Auch unsere Heldin Alice ist außergewöhnlich: sie ist erst 11 Jahre alt, weiß aber wahrscheinlich schon mehr über die Psychologie von Serienkillern als die Polizei in ihrem kleinen Dorf. Überhaupt ist sie vielleicht der intelligenteste Mensch dort - sie ist hochbegabt, mit messerscharfem Verstand. Oft macht sie das altklug, gelegentlich sogar arrogant und herablassend, aber im Großen und Ganzen fand ich sie dennoch sehr sympathisch. (Manchmal hat sie mich an Sherlock Holmes erinnert, der in seiner Frustration über die Begriffsstutzigkeit seiner Mitmenschen auch des Öfteren arrogant erschien.) Sie hat ständig damit zu kämpfen, dass sie nicht ernstgenommen wird, weil sie "nur" ein Kind ist. In vielen Szenen konnte ich ihren ohnmächtigen Frust richtig spüren. Sie ist ein vielschichtiger Charakter mit guten und schlechten Eigenschaften, aber was immer sie auch tut, sie hat das Herz am rechten Fleck und ich habe mit ihr mitgefiebert.

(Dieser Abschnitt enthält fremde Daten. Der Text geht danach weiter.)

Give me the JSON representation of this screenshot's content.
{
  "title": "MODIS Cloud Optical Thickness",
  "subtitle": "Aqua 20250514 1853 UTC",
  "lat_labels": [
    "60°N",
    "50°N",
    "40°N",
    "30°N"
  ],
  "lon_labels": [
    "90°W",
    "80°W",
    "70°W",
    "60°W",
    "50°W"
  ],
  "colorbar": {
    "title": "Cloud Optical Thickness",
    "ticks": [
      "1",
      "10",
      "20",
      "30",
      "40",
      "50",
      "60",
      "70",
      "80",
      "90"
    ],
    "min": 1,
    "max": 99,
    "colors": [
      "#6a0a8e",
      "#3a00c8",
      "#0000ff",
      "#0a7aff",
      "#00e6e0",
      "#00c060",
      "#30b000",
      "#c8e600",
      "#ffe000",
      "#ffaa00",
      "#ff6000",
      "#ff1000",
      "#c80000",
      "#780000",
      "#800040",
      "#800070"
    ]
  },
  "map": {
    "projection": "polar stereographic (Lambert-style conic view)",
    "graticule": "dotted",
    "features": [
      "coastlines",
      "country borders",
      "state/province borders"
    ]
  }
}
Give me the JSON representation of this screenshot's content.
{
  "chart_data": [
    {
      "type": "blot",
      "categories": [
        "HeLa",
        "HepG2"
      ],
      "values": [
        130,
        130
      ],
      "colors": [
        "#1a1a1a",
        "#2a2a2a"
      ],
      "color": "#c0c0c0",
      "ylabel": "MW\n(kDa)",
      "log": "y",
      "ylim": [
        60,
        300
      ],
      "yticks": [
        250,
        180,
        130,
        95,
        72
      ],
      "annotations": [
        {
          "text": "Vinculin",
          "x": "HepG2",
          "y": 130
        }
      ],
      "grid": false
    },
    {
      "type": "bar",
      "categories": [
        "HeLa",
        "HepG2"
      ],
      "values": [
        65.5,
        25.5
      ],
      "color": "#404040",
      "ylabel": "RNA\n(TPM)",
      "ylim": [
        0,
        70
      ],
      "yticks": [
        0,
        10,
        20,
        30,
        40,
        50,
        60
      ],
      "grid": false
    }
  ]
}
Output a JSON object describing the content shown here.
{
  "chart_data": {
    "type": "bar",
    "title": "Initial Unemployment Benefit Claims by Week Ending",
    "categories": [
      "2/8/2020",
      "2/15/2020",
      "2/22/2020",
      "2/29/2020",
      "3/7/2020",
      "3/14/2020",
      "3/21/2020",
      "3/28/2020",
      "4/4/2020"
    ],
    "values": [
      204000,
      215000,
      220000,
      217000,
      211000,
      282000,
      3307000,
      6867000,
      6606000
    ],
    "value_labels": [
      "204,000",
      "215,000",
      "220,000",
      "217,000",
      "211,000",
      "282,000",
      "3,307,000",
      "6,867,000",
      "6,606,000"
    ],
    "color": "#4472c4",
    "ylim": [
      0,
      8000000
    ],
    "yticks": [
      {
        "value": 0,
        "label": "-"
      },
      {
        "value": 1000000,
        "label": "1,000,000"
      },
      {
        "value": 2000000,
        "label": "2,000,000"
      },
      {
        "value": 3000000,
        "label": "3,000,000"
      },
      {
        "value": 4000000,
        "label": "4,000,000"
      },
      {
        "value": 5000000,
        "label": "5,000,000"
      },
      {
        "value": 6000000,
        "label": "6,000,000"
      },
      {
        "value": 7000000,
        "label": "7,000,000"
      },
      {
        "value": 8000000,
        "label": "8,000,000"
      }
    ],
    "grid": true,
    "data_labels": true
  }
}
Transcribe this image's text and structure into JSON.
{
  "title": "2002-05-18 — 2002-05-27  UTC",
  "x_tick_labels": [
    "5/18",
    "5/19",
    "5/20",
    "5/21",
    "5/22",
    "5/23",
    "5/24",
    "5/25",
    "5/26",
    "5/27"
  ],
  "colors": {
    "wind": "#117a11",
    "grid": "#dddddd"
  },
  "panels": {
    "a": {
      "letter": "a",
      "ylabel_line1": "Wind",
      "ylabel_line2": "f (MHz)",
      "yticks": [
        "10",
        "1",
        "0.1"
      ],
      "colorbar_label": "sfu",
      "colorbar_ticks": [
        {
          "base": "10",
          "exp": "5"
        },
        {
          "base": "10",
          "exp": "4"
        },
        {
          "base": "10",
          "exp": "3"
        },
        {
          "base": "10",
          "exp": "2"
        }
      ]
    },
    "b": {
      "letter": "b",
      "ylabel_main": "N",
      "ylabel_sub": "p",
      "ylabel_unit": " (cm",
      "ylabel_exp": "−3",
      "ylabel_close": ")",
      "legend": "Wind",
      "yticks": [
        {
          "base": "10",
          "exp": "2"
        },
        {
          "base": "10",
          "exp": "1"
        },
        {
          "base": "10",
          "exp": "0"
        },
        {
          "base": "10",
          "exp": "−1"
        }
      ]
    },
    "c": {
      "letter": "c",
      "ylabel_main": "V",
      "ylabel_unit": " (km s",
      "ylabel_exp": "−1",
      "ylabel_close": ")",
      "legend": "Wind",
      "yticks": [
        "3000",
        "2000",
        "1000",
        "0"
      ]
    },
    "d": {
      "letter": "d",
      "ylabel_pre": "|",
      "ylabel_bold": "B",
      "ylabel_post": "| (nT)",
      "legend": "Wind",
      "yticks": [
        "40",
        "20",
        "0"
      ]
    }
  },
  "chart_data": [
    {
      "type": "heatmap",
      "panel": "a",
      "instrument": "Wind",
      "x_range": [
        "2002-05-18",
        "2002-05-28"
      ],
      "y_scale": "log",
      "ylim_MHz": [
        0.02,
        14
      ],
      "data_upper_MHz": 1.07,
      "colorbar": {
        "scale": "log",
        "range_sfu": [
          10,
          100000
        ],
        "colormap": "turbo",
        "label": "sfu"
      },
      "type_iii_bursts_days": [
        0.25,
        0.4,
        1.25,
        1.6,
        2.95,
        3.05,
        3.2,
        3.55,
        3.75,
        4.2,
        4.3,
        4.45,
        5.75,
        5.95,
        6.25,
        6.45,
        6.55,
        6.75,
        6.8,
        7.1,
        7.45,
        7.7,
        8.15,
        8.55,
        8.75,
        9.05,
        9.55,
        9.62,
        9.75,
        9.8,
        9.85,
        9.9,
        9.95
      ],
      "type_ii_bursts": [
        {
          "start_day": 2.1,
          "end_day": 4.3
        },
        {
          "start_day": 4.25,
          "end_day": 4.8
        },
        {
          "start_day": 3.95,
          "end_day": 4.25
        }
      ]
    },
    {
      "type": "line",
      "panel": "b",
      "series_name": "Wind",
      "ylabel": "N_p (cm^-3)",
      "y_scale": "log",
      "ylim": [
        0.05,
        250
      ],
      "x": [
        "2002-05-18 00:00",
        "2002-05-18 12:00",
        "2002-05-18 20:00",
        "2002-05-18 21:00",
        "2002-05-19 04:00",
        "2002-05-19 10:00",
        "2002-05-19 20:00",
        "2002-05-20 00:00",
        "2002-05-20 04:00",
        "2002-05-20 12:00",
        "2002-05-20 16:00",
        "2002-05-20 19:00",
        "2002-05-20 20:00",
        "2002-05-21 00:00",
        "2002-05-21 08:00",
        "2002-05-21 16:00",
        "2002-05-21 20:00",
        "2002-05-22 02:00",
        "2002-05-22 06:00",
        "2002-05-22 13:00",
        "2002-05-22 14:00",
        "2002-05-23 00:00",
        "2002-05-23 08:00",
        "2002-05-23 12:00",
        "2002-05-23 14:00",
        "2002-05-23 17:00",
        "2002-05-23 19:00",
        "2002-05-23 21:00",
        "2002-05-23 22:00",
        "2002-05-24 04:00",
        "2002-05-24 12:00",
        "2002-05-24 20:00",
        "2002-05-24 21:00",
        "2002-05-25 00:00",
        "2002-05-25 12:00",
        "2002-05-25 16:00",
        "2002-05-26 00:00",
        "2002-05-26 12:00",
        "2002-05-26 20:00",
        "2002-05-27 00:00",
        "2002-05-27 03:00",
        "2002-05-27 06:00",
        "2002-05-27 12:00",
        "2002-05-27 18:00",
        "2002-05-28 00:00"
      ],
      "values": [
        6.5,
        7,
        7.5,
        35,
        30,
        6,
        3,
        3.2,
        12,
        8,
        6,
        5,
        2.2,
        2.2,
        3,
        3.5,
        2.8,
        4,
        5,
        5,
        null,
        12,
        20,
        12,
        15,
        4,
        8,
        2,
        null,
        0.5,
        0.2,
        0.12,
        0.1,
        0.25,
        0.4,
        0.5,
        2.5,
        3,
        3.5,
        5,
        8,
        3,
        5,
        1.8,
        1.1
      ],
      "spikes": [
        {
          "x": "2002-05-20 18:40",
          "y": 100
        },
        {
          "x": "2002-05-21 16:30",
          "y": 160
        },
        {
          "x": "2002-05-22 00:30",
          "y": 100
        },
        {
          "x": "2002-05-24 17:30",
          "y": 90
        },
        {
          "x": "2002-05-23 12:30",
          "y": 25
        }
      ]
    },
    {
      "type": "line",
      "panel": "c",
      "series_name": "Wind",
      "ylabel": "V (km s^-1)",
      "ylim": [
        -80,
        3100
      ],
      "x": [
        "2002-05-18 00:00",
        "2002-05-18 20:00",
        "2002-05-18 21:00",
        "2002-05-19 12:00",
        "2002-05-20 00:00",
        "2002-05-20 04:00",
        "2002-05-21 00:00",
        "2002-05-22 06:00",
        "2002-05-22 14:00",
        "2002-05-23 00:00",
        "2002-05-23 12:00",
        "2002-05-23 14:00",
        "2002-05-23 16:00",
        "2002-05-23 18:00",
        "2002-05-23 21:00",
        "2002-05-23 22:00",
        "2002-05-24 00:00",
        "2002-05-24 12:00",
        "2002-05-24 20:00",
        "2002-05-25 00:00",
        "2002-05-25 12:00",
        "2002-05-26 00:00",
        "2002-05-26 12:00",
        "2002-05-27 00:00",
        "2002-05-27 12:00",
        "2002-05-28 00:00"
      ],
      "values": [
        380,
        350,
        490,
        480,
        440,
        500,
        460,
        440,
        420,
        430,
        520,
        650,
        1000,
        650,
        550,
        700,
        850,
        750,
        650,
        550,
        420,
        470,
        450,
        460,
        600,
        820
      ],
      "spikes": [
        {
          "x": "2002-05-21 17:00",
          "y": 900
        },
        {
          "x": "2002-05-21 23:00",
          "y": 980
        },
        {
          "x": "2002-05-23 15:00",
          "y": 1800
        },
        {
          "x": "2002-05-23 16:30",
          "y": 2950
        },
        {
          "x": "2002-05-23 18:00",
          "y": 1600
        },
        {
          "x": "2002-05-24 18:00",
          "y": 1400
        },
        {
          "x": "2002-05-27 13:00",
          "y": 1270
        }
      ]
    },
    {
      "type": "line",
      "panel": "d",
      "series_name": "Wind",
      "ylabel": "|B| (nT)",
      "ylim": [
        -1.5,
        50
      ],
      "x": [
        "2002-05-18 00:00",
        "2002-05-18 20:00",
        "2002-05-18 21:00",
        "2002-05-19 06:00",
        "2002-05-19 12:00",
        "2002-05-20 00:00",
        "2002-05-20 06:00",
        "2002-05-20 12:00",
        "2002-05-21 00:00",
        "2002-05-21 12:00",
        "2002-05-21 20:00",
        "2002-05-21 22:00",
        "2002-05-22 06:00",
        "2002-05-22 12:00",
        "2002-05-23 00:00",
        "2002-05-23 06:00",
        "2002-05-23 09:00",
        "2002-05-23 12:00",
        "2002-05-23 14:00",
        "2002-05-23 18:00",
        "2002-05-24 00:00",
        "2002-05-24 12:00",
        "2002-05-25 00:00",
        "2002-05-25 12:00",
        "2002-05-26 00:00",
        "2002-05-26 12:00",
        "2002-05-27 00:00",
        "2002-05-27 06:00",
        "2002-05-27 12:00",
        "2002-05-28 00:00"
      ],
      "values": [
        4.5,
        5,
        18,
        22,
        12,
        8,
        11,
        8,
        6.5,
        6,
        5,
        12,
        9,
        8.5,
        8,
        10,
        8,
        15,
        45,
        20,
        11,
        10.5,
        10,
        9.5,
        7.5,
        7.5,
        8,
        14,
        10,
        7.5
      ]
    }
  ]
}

Ihr bester Freund Tom ist ebenfalls kein typisches Kind. So wie Alice alles über Philosophie und Verbrechen weiß, kennt er sich bestens mit Computern aus - und kann sich mühelos in das ein oder andere Netzwerk einhacken. Ängstlich und doch irgendwie mutig, clever aber naiv... Ich mochte Tom richtig gern.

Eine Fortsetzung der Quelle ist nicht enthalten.